ANTARA FOTO/Akbar Nugroho Gumay
Massa melakukan aksi unjuk rasa di luar ruang persidangan kasus dugaan penistaan agama dengan terdakwa Gubernur nonaktif DKI Jakarta Basuki Tjahaja Purnama di depan Kementerian Pertanian, Jakarta, Selasa (3/1).
7/12/2018, 20.51 WIB

"Politik hari ini tidak bisa lepas dari agama apalagi kita lihat sejarah nasionalisme Indonesia juga berbalut sejarah," kata dia. Oleh sebab itu, tantangan utamanya adalah bagaimana mengakomodasi agama ini ke dalam ruang publik.

(Baca: Jokowi: Intoleransi Sering Terjadi karena Pengaruh Politik)

Pengamat politik President University Mohamad AS Hikam menjelaskan, meningkatnya intoleransi terjadi lantaran beberapa hal yang berkembang secara global. Pertama, adanya ketimpangan ekonomi besar yang menunculkan aktor-aktor penggerak identitas bermunculan. "Di Indonesia ini kecenderungan identitasnya primordial dan sektarian," kata Hikam.

Kedua, arus informasi yang amat terbuka pasca reformasi membawa konsekuensi beragam, seperti masuknya fanatisme.
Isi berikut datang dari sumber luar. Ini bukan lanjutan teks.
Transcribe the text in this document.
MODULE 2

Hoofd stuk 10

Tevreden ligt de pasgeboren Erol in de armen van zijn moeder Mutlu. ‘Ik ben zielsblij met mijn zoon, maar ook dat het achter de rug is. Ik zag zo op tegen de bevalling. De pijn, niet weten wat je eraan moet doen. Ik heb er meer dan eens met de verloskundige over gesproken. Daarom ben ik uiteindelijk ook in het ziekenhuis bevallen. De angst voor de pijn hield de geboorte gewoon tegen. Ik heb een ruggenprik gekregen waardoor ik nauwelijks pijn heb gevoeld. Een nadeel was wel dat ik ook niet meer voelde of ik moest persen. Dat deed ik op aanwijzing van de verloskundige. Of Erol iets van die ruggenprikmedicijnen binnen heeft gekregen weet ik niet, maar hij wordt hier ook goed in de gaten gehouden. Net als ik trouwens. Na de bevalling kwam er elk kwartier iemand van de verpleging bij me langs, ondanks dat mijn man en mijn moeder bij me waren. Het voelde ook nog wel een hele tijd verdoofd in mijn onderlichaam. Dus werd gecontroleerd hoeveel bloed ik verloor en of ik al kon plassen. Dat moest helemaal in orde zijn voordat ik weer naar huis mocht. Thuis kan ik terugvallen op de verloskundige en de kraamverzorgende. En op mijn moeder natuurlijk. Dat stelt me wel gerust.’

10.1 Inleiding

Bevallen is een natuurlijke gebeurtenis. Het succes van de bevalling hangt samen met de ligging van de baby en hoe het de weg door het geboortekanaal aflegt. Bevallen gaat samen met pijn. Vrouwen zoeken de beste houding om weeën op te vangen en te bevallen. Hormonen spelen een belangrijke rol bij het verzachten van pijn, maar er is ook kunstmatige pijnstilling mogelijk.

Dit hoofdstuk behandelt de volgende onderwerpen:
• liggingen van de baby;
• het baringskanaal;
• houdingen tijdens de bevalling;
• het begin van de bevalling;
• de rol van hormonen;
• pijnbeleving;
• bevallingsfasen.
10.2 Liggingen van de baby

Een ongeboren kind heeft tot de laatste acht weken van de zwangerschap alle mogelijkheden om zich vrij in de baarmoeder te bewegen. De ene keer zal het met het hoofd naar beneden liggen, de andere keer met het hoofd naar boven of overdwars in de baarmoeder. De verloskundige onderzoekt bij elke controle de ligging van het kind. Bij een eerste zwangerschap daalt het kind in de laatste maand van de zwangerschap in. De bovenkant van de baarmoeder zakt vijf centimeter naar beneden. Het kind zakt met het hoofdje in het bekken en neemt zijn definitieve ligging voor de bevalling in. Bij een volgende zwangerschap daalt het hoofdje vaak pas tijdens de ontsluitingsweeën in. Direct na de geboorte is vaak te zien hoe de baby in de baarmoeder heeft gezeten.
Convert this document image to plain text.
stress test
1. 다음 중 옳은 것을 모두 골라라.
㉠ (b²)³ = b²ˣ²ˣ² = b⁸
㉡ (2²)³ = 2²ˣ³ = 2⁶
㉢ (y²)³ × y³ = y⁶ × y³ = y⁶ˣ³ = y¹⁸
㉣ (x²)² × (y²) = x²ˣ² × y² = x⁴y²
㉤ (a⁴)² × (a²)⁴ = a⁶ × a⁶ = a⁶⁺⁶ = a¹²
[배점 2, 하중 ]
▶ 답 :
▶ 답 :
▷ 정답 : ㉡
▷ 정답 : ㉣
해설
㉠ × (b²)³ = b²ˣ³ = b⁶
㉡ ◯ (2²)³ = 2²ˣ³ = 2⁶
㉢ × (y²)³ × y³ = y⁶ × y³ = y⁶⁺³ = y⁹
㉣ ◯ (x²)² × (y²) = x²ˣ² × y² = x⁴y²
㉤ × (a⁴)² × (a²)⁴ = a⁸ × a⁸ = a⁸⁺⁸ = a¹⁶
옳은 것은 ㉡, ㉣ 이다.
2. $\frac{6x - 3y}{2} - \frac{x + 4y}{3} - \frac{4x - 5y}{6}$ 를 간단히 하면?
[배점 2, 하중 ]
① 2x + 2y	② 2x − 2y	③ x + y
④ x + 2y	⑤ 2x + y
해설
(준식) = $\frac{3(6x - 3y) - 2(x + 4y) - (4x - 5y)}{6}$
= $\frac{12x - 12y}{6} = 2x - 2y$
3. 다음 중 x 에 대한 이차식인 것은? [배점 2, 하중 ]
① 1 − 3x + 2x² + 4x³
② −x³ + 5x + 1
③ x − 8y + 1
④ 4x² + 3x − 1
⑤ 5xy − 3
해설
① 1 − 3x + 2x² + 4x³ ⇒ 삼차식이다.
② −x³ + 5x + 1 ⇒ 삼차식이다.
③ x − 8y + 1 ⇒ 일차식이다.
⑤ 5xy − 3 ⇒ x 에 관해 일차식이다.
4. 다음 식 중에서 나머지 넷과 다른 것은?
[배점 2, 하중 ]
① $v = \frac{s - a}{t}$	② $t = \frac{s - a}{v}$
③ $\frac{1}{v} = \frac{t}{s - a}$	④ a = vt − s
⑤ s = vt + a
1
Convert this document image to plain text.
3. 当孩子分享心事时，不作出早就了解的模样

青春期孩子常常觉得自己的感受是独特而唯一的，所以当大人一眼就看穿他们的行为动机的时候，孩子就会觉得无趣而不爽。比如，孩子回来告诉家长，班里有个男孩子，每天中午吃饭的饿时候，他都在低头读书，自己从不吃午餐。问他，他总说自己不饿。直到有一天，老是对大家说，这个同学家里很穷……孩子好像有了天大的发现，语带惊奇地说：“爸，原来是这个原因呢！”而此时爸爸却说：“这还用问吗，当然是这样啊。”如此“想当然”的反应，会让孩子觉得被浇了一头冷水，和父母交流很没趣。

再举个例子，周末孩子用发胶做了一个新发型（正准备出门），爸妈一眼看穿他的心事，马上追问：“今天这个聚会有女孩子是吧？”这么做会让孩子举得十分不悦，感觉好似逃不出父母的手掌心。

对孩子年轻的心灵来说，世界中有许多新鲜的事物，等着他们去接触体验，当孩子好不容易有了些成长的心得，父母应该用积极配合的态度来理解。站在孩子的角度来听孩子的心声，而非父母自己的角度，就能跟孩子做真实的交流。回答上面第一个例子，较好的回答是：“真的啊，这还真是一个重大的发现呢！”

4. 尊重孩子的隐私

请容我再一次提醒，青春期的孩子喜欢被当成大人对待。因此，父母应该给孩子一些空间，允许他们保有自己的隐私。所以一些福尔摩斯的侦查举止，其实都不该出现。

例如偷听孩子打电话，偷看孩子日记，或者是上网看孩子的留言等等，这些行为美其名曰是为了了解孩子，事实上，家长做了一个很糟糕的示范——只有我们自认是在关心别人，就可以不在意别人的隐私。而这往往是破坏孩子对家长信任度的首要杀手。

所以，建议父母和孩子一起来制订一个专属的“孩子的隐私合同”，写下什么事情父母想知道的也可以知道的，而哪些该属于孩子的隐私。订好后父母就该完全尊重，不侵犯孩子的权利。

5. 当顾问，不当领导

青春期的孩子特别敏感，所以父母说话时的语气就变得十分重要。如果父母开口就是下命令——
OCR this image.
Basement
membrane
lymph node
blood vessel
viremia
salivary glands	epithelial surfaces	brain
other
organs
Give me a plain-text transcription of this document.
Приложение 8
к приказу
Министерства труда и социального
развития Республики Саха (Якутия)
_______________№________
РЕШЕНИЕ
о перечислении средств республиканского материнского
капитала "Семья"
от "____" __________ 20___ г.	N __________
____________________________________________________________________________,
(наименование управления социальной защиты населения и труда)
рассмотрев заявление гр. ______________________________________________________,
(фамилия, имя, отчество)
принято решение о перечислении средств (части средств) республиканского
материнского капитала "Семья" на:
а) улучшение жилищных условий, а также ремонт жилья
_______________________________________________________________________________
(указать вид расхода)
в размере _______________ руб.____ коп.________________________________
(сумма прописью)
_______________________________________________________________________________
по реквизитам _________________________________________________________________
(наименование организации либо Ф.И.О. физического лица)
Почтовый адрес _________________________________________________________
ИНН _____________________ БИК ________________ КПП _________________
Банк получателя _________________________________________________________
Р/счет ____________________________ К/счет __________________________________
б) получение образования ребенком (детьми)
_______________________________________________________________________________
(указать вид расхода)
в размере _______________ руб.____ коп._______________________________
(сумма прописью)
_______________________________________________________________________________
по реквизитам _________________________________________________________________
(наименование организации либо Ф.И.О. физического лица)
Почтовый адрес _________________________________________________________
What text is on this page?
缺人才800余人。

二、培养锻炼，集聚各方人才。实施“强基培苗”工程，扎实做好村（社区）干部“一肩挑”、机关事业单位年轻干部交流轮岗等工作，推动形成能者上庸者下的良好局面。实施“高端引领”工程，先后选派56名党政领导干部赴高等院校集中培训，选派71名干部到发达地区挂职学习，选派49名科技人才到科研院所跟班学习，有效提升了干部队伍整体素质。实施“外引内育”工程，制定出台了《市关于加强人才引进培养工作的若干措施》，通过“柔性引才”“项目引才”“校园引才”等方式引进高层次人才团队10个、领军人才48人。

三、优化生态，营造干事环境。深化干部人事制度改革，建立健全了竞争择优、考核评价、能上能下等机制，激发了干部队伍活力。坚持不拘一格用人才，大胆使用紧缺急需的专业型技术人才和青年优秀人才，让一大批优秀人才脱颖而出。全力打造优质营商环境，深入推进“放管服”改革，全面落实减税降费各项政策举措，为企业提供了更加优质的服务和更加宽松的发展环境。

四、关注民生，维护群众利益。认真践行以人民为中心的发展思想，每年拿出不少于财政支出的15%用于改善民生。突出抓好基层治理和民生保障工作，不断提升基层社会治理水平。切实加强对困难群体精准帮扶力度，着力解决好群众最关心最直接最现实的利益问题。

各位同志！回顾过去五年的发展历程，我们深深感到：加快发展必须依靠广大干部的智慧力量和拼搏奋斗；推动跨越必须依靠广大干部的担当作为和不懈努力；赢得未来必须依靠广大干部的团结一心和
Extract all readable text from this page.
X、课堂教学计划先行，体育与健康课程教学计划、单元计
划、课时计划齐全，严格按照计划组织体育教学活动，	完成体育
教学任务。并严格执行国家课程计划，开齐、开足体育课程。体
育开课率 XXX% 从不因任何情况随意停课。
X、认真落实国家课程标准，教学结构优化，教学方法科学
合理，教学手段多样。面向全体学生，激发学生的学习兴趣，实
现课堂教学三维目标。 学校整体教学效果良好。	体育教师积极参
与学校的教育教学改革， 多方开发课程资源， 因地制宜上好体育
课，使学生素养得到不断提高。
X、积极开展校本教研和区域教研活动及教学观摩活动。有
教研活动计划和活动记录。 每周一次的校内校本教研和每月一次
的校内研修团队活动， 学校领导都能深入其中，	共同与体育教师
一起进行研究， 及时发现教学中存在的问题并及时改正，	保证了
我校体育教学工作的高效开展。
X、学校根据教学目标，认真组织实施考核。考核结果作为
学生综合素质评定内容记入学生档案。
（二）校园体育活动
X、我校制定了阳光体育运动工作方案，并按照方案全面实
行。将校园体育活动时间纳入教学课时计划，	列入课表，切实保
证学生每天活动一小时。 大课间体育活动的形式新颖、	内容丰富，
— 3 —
Hal ini diperparah dengan kegagalan kelembagaan politik usai tumbangnya Soeharto yang membawa masyarakat mencari panutan baru. Salah satu contohnya, ketidakpercayaan masyarakat kepada Dewan Perwakilan Rakyat (DPR) dan partai politik.

"Itu menjelaskan mengapa FPI jadi kekuatan baru dan idiom agama digunakan sebagai ideologi," ujar pria yang pernah menjabat sebagai menteri di era pemerintahan Abdurrahman Wahid ini.

Oleh sebab itu, salah satu solusinya adalah dengan mewujudkan Pancasila sebagai identitas dari kebangsaan Indonesia. Dia melihat ada semacam kekosongan kredo nasional setelah 20 tahun reformasi berjalan yang akhirnya membuat masyarakat mencari identitas alternatif. "Baru sekarang saja ada Badan Pembinaan Ideologi Pancasila (BPIP)," kata Hikam.